This is a line-by-line code explanation of freeCodeCamp’s Replace Loops using Recursion module in their Basic JavaScript section.

As of today, Wednesday June 3rd, 2020, this is what the code challenge looks like:

```
function sum(arr, n) {
// Only change code below this line
// Only change code above this line
}
```

After reading through the directions, I still had trouble solving the problem in code so I used the ‘Get Help’ button to Watch a Video (it’s actually an article on explaining recursion) and look at the Get a Hint page for a better understanding.

Still, after spending around 2 hours going between reading the article and looking over the solution, I couldn’t quite figure out the whole recursion concept.

So, I searched YouTube in hopes that someone could explain it in a way that clicked for me. That’s when I found Colt Steele’s video: Recursion Crash Course.

The key words he used to explain recursion that clicked for me was that the recursive case is basically *waiting in line* to be solved before the function could return a value.

So, the way I understand recursive functions is that a recursive call will be executed until it meets the base case. Then, since all previous calls were solved, the function can return a value.

```
function sum(arr, n) {
if (n <= 0) {
return 0;
} else {
return sum(arr, n - 1) + arr[n - 1];
}
}
```

The above code is the solution.

In order to understand this solution better, I had to figure out the correct way to write out the recursive call. Building a solid JavaScript foundation in important to me, so I'm making it a point to not move on until I truly understand how every line of code works.

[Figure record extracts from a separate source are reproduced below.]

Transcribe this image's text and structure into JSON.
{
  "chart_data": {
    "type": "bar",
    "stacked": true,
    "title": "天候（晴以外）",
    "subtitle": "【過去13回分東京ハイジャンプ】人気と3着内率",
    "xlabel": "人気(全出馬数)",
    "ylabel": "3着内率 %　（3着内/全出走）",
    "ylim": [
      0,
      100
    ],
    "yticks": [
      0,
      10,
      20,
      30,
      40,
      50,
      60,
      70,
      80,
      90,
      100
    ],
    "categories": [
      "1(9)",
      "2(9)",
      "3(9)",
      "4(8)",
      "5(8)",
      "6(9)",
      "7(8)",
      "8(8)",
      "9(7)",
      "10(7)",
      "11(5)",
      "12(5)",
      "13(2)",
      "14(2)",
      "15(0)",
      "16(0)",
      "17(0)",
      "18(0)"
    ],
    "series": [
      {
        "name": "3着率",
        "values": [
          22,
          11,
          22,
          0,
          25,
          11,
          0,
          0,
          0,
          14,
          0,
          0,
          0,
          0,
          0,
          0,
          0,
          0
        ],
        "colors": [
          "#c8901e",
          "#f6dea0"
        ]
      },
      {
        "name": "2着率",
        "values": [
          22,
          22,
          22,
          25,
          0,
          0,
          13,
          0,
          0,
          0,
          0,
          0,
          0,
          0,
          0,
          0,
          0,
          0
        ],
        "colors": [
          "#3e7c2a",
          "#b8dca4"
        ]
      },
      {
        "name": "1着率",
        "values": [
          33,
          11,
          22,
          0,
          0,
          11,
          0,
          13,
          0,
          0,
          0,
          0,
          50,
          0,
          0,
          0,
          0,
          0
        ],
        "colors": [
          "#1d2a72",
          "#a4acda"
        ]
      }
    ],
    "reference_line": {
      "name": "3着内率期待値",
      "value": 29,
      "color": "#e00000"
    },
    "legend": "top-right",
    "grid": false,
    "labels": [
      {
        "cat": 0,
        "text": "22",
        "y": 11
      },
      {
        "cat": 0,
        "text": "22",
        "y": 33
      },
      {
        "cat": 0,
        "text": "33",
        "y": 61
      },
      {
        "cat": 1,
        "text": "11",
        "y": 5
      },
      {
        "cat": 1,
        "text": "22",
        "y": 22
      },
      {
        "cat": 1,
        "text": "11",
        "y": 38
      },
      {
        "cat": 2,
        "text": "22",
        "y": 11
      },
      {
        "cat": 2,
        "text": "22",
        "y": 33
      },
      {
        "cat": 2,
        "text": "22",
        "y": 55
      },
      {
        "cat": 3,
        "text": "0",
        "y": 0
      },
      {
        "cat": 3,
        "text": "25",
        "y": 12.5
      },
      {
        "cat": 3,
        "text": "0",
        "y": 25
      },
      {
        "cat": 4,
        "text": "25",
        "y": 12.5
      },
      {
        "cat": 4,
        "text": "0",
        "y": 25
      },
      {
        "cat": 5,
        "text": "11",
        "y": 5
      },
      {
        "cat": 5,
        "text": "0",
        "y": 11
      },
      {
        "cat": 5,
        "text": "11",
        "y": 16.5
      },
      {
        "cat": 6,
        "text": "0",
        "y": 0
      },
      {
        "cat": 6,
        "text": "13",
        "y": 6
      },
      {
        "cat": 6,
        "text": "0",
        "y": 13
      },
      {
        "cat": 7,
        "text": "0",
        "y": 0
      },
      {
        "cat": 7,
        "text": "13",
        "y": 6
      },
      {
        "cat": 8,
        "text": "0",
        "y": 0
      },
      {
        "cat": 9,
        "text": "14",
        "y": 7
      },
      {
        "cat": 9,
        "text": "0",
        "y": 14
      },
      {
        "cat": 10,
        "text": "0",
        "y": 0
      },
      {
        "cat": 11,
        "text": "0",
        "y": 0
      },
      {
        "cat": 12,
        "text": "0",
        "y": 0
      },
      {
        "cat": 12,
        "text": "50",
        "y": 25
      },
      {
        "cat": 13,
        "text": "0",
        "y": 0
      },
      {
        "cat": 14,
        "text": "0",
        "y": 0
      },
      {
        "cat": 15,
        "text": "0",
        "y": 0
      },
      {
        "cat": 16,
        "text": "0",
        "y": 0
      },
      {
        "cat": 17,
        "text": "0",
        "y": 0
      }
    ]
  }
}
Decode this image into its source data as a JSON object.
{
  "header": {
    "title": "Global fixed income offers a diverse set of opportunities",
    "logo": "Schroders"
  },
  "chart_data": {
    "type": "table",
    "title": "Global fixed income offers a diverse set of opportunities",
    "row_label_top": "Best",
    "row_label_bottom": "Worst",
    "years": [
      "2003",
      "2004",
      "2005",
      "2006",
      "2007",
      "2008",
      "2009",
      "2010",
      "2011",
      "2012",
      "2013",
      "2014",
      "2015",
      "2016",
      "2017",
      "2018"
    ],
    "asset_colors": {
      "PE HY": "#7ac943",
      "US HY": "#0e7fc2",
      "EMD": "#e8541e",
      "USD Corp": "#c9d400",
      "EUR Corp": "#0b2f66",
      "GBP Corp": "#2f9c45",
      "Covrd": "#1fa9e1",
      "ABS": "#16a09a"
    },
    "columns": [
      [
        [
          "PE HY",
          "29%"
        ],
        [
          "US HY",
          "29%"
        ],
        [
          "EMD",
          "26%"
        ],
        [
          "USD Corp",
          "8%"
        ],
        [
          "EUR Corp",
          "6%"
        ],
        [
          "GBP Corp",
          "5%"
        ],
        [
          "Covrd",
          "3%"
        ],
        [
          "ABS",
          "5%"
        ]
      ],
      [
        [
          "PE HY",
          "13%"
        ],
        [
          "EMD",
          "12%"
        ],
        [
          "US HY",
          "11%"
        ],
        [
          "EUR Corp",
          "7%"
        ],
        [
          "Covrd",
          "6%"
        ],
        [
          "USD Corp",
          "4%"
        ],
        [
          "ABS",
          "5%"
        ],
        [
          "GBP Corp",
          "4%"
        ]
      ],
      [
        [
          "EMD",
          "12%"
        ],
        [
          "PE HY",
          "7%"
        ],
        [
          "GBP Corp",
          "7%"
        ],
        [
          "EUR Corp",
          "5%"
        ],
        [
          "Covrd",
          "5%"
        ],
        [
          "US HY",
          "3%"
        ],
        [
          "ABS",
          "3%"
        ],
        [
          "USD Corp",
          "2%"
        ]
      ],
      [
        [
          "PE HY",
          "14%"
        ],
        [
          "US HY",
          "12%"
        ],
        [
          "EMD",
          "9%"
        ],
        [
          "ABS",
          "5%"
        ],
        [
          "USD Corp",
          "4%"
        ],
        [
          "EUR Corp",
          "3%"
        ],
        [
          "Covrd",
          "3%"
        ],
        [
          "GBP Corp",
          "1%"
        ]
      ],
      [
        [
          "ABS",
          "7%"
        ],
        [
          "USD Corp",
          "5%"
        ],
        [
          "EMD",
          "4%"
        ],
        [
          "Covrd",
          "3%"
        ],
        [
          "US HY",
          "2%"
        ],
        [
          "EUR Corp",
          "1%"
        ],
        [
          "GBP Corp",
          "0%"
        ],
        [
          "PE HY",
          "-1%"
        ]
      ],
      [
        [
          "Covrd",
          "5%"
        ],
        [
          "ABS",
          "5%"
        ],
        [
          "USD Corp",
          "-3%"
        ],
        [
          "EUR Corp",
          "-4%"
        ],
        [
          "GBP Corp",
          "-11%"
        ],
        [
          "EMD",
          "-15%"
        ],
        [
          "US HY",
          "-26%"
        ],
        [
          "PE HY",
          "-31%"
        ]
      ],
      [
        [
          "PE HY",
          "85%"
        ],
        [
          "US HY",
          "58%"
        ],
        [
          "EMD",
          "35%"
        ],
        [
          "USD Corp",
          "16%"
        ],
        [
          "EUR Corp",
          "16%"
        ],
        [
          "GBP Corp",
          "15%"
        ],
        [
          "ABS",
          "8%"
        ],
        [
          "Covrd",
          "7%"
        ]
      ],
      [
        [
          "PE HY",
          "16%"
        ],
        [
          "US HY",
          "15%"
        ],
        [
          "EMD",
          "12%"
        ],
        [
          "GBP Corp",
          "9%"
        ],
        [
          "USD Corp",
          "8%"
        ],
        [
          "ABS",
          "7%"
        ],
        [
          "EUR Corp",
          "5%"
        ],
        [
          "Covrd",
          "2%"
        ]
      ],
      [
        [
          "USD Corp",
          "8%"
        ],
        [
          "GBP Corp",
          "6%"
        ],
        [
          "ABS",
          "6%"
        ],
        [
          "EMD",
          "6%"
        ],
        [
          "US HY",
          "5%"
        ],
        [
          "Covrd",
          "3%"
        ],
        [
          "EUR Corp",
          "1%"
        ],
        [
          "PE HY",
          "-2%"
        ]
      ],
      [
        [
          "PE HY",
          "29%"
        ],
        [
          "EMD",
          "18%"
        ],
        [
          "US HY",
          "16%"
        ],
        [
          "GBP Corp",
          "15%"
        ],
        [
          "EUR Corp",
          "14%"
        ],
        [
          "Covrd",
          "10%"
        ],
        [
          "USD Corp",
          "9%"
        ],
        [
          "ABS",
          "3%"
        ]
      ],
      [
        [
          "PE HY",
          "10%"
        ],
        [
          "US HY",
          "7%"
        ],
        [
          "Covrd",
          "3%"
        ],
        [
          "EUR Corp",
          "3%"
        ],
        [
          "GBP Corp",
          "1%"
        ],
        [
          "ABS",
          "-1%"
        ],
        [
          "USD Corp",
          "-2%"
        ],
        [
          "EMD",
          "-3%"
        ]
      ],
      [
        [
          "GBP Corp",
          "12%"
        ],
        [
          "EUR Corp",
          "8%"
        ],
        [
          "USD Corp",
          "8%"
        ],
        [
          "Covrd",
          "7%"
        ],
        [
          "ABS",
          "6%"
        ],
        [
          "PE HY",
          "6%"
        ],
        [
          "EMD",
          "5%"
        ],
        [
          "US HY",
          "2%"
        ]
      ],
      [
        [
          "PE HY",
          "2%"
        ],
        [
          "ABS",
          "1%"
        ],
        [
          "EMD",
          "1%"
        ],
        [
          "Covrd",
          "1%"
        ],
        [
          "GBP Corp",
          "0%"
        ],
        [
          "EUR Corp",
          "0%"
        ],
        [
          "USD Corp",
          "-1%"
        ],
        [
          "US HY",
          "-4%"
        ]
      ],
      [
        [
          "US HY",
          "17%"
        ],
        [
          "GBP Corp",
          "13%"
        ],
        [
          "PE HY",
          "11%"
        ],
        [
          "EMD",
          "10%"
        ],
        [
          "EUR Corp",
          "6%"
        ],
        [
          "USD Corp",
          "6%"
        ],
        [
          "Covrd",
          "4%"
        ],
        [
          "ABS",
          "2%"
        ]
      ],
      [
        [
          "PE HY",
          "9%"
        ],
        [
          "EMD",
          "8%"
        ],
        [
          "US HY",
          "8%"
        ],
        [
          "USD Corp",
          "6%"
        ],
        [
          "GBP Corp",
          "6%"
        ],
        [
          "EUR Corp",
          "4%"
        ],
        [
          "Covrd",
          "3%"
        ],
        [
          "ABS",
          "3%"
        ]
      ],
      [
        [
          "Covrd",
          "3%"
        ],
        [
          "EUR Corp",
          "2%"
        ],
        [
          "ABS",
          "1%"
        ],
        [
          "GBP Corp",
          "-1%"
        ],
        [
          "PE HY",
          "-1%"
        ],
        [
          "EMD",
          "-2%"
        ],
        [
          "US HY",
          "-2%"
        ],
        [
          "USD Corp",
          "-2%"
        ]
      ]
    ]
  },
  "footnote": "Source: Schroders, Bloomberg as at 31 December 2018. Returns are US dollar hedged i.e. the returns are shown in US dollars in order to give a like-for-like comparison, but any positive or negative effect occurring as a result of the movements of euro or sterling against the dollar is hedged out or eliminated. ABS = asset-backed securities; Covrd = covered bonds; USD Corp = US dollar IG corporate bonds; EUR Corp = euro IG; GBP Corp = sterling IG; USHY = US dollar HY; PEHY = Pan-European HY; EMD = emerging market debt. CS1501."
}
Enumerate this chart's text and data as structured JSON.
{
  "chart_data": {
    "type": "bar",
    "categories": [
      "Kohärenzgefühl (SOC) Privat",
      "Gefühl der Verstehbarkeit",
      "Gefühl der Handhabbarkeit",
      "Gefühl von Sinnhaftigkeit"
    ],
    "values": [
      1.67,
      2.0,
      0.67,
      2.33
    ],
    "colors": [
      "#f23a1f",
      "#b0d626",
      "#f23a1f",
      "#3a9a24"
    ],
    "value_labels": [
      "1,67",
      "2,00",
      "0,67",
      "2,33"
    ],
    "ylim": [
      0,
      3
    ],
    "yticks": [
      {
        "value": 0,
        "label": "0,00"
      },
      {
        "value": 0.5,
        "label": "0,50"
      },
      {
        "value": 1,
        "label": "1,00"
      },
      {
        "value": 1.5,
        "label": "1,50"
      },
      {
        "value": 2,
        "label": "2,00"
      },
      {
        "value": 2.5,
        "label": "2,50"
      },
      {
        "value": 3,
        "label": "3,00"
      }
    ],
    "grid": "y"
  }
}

## Recursive Case Written Out Line-by-Line

In this example we’ll create an array called arr with values 1 through 5. We'll also create and initialize a variable n to equal 3.

```
var arr = [1, 2, 3, 4, 5];
var n = 3;
```

Now, let's plug this information into our recursive case.

```
// Recursive case
else {
return sum(arr, n - 1) + arr[n - 1];
}
```

Since variable n is not equal to 3, we'll plug it into the recursive case and keep solving until we hit our base case.

```
// Factor in n = 3 to solve
sum(arr, 3 - 1) + arr[3 - 1];
sum(arr, 2) + arr[2];
sum(arr, 2) + 3;
```

Now, our new value of n = 2 from solving our first recursive statement. Also, note that arr[2] equals 3 because the value 3 is at index position 2 of our array.

Moving on...

```
// Factor in n = 2 to solve
sum(arr, 2 - 1) + arr[2 - 1];
sum(arr, 1) + arr[1];
sum(arr, 1) + 2;
```

Now, our new value of n = 1 from solving our second recursive statement. Also, note that arr[1] equals 2 because the value 2 is at index position 1 of our array.

```
// Now, factor n = 1 to solve
sum(arr, 1 - 1) + arr[1 - 1];
sum(arr, 0) + arr[0];
sum(arr, 0) + 1;
```

In the last line you'll see that we hit our base case!

```
// Base case
if (n <= 0) {
return 0;
}
```

So, because our variable n is now equal to 0, we can return the value 0.

Also, note that arr[0] equals 1 because the value 1 is at index position 0 of our array.

### Now, We Can Solve the Example

So, the last statement of the previous code block can be evaluated like this...

`0 + 1 = 1;`

From here we can add up all the numbers from each time we solved for n.

`0 + 1 + 2 + 3 = 6;`

I hope that makes sense!

## Recursion Flowchart

In case the above code blocks still have you wondering, here's a flow chart of how we solved the above example.

Now, we can add up each value that we got from each recursive call to get our answer: 6!

Hey look, you made it to the end! 🎉

I really hope this post helped you understand this freeCodeCamp challenge. To really drive the concept home, I suggest typing it out a few times with different array and variable values in CodePen. Or even better, on paper!